Hanai stiffened, dropping her arm, then opened her mouth to protest. “Before we—”

“No!” Suddenly Tamiisi felt rage boiling over, felt dizzy with anger, light-headed with pain. “No more stories! You’re all so very good at stories.”

The coyote’s voice rose again, cracking in fear. “For all the stars’ sake, Tamiisi, they aren’t just stories!”

“Yes, Miss Hanai. They are.” Tamiisi stared accusingly, then sagged, hit with one last realization she hadn’t wanted. “You…don’t know, do you? You’ve heard the stories so long that you believe them, too. But the stories are to protect you. Not us. You know the truth in your heart. The truth in the dreams.”


Tamiisi didn’t answer. She turned to look outside.

Hanai turned, too, trembling. The lanterns had faded; the faint mechanical music had fallen silent. The light outside had become only the stars and moon. She let out a low whimper. “What are you doing, Tamiisi? Please. Stop.”

“We are,” she said softly.

The whimper became a frenzied snarl, and she leapt for the rabbit, claws forward, teeth bared and glittering. Tamiisi spun about just before Hanai slammed into her—

—and the coyote’s eyes widened in abrupt, pained shock. She stared down at the sharp antlers impaling her shoulders, her side.

Tamiisi jerked back, her points pulling free, eyes as wide as the coyote’s as she watched her mistress sink to the ground, gasping in pain, eyes squeezing shut against the gathering violet light.

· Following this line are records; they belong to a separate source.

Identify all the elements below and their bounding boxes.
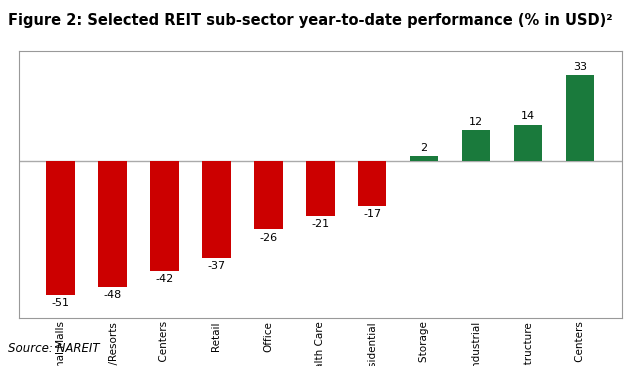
Bar <box>565 75 594 161</box>
Text: 14: 14 <box>521 111 535 122</box>
Bar <box>358 161 386 206</box>
Bar <box>98 161 127 287</box>
Bar <box>46 161 75 295</box>
Text: -48: -48 <box>103 290 122 300</box>
Text: Figure 2: Selected REIT sub-sector year-to-date performance (% in USD)²: Figure 2: Selected REIT sub-sector year-… <box>8 13 613 28</box>
Text: -37: -37 <box>208 261 225 271</box>
Text: -17: -17 <box>363 209 381 219</box>
Text: 33: 33 <box>573 62 587 72</box>
Bar <box>150 161 179 271</box>
Text: -51: -51 <box>52 298 69 308</box>
Bar <box>514 124 542 161</box>
Text: -21: -21 <box>311 219 329 229</box>
Bar <box>254 161 283 229</box>
Bar <box>306 161 334 216</box>
Text: 12: 12 <box>469 117 483 127</box>
Bar <box>410 156 439 161</box>
Text: -42: -42 <box>155 274 174 284</box>
Bar <box>202 161 231 258</box>
Text: Source: NAREIT: Source: NAREIT <box>8 342 100 355</box>
Text: -26: -26 <box>259 232 278 243</box>
Bar <box>462 130 490 161</box>
Text: 2: 2 <box>420 143 428 153</box>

When the coyote felt the smaller—was she still smaller?—woman’s hand on her uninjured shoulder, she curled into a ball, barely hearing the last gently spoken words. “Find another story, Hanai. Find your story. This one has always been ours.”

Hanai didn’t uncurl until she felt an unfamiliar breeze through her fur. She lifted her head warily.

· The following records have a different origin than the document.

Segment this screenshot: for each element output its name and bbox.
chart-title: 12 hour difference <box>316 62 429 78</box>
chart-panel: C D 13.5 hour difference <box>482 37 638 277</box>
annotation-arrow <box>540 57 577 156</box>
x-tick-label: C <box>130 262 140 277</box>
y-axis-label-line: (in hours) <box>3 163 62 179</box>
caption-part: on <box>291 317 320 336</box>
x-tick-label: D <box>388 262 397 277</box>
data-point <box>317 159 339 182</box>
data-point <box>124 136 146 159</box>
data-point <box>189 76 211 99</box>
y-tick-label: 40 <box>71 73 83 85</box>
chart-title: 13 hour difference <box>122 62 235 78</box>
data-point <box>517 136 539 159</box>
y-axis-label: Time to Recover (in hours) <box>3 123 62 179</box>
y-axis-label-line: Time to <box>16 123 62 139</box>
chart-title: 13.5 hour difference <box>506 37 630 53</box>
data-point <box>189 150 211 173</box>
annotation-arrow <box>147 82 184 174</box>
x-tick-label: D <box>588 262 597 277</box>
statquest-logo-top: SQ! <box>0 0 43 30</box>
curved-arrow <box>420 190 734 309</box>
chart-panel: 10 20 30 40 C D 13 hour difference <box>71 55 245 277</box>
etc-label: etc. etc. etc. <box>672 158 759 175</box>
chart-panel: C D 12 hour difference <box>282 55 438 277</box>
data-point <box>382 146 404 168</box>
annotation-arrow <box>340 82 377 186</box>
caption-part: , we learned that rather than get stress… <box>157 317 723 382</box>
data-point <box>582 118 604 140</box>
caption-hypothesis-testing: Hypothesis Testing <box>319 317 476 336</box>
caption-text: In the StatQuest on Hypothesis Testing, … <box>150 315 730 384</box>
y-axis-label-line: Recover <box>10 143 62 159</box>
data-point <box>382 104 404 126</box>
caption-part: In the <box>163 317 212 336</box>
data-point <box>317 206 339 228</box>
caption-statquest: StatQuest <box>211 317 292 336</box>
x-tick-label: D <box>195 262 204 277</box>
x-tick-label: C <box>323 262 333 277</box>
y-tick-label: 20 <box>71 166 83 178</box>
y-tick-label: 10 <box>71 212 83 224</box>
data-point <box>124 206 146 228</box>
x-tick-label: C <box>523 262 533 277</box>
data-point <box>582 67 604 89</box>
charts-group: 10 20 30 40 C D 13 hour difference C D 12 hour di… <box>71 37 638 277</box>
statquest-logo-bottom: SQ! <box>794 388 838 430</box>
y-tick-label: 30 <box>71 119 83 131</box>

The shards from the broken window were gone. Her carved wooden furniture, her exquisite lanterns, her lovely intricate tiled floor, her colorful woven wall-hangings, all gone. Nothing remained to her but dirt and dry twigs and pebbles—and a strand of dirty twine.

Crawling forward, she moved toward the brightest light she saw, toward the wind, toward the distant sound of plaintive howls. She pulled herself out of the hole, a mere den scrabbled from the earth, then fell back against its side with a soft moan.

The landscape she’d known all her life remained, but nothing else did. No lanterns, only starlight. The shimmering, singing stone walkways had become only sandy paths. Where dazzling homes had sprawled, pathetic little piles of rock mounded in front of other sad dens. Where the magnificent, imposing thorn-trees had stood now rose dark, foreboding saguaros.

She put her hand to her shoulder, to the fur matted with blood. “Tamiisi,” she called, barely above a whisper. Then, more loudly: “Tamiisi. Please.”

Only the wind answered.

Hanai lifted up her hand, stretching out her arm. She spread her fingers apart, brushing them shakily through the air, again and again. Surely, the butterflies would come.